Noe Rico Montanari et al., 2022
Multi-parametric analysis of livers reveals variation in intrahepatic inflammation of chronic hepatitis B infection
Pharma, CROs, Biotech
Background and aims: Chronic HBV is clinically defined in 4 phases by a combination of serum HBV DNA levels, HBeAg status and ALT: immunotolerant (IT), immune-active (IA), inactive carrier (IC) and HBeAg-negative hepatitis (ENEG). Immune and virological differences between phases as detected in blood have proven useful but are insufficient to appreciate the interrelation between the immune system and the virus since immune dynamics in blood and liver differ. Furthermore, the inflammatory response in the liver and parenchymal cells cannot be fully captured in blood.
Methods: Immunological composition and transcriptional profiles of FFPE core needle liver-biopsies in chronic HBV phases vs healthy were evaluated by multiplex immunofluorescence and RNA-Seq (n = 37 and 78, respectively).

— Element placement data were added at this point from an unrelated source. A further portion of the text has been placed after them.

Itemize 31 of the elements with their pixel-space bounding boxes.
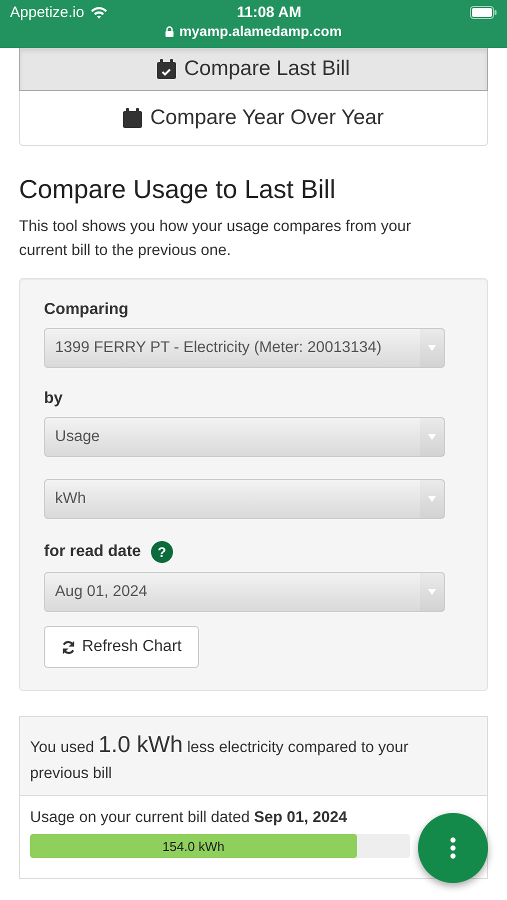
- wifi-icon: [90, 6, 108, 19]
- calendar-icon: [123, 108, 142, 128]
- more-icon: [450, 837, 456, 859]
- dropdown-field[interactable]: kWh: [44, 479, 445, 519]
- caret-icon: [428, 434, 436, 440]
- field-label: Comparing: [44, 301, 128, 319]
- calendar-check-icon: [157, 59, 176, 79]
- page-heading: Compare Usage to Last Bill: [19, 174, 336, 205]
- more-button[interactable]: [418, 813, 488, 883]
- url-text: myamp.alamedamp.com: [179, 23, 342, 39]
- current-bill-label: Usage on your current bill dated Sep 01, 2024: [30, 808, 348, 828]
- field-label: by: [44, 390, 63, 408]
- usage-bar: 154.0 kWh: [30, 834, 357, 858]
- dropdown-field[interactable]: 1399 FERRY PT - Electricity (Meter: 20013134): [44, 328, 445, 368]
- usage-summary: You used 1.0 kWh less electricity compared to your previous bill: [20, 717, 487, 796]
- help-icon[interactable]: ?: [150, 541, 173, 563]
- refresh-button[interactable]: Refresh Chart: [44, 626, 199, 668]
- battery-icon: [470, 6, 497, 19]
- intro-text: This tool shows you how your usage compares from your current bill to the previous one.: [19, 217, 412, 261]
- lock-icon: [165, 26, 174, 36]
- dropdown-field[interactable]: Usage: [44, 417, 445, 457]
- carrier-label: Appetize.io: [10, 4, 84, 21]
- refresh-icon: [61, 640, 76, 654]
- view-tab[interactable]: Compare Last Bill: [19, 48, 488, 91]
- view-tab[interactable]: Compare Year Over Year: [19, 91, 488, 146]
- dropdown-field[interactable]: Aug 01, 2024: [44, 572, 445, 612]
- caret-icon: [428, 345, 436, 351]
- caret-icon: [428, 496, 436, 502]
- field-label: for read date: [44, 543, 141, 561]
- caret-icon: [428, 589, 436, 595]
- clock-time: 11:08 AM: [236, 4, 302, 21]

Results: Irrespective of the phase-specific serological profiles, increased immune-gene expression and frequency was observed in chronic HBV compared to healthy livers. Greater transcriptomic de-regulation was seen in IA and ENEG (172 vs 243 DEGs) than in IT and IC (13 vs 35 DEGs) livers. ISG, immune-activation and exhaustion genes (ICOS, CTLA4, PDCD1) together with chemokine genes (CXCL10, CXCL9) were significantly induced in IA and ENEG livers. Moreover, distinct immune profiles associated with ALT elevation, and a more accentuated immune-exhaustion profile (CTLA4, TOX, SLAMF6, FOXP3) found in ENEG and set it apart from IA phase (LGALS9, PDCD1). Interestingly, all HBV phases showed downregulation of metabolic pathways vs healthy livers (fatty and bile acid metabolism). Finally, we found increased leukocyte infiltrate correlated with serum ALT, but not with HBV DNA or viral proteins.
Conclusion: Our comprehensive multi-parametric analysis of human livers revealed distinct inflammatory profiles and pronounced differences in intrahepatic gene profiles across all chronic HBV phases in comparison to healthy liver.
Summary: Immunological studies on chronic HBV remains largely restricted to assessment of peripheral responses due to the limited access to the site of infection, the liver. In this study, we comprehensively analyzed livers from a well-defined cohort of chronic HBV patients and uninfected controls with state-of-the-art techniques and evaluated the differences in gene expression profiles and inflammation characteristics across distinct disease phases of chronic HBV patients.
What is the problem?
Analyze inflammation characteristics across disease phases of chronic HBV patients versus uninfected controls
To date immunological studies on chronic HBV remains largely restricted to assessment of peripheral responses due to the limited access to the site of infection, the liver. In this study, the group wished to comprehensively analyze livers from a well-defined cohort of chronic HBV patients and uninfected controls with state-of-the-art techniques and evaluate the differences and inflammation characteristics across distinct disease phases of chronic HBV patients. Importantly, immunological composition was performed using whole tissue multiplex immunofluorescence (mIF) core needle liver biopsies from a unique cohort of uninfected healthy controls and chronic HBV patients. InSituPlex technology allows researchers to detect multiple analytes on a single FFPE slide.
Both RNASeq and multiplex immunofluorescence (mIF) was performed on liver biopsies to characterize the HBV clinical phases. Demonstrating that chronic HBV livers were characterized by higher immune-gene expression (i.e., ISGs, IRFs, T- and B-cell related) and leukocyte infiltrate (CD4+ and CD8+ T-cells and CD20+ B-cells) compared to healthy livers.
The implementation of mIF provides a unique insight into cell subsets, specific phenotype co-localization and spatial biology
The group integrated the Ultivue InSituPlex® 12-plex Immunophenotyping Panel in their overall study design. The implementation of mIF provides a unique insight into cell subsets, specific phenotype co-localization and spatial insight with liver biopsies across all chronic HBV phases showing increased evidence of immune cell activity. The study highlighted the value of mIF affording co-localization and co-expression analysis. Further studies are warranted to better understand whether the limited but detectable T-cell infiltrate present in chronic infection and and IC phases affects intrahepatic responses and initiates cytopathic damage.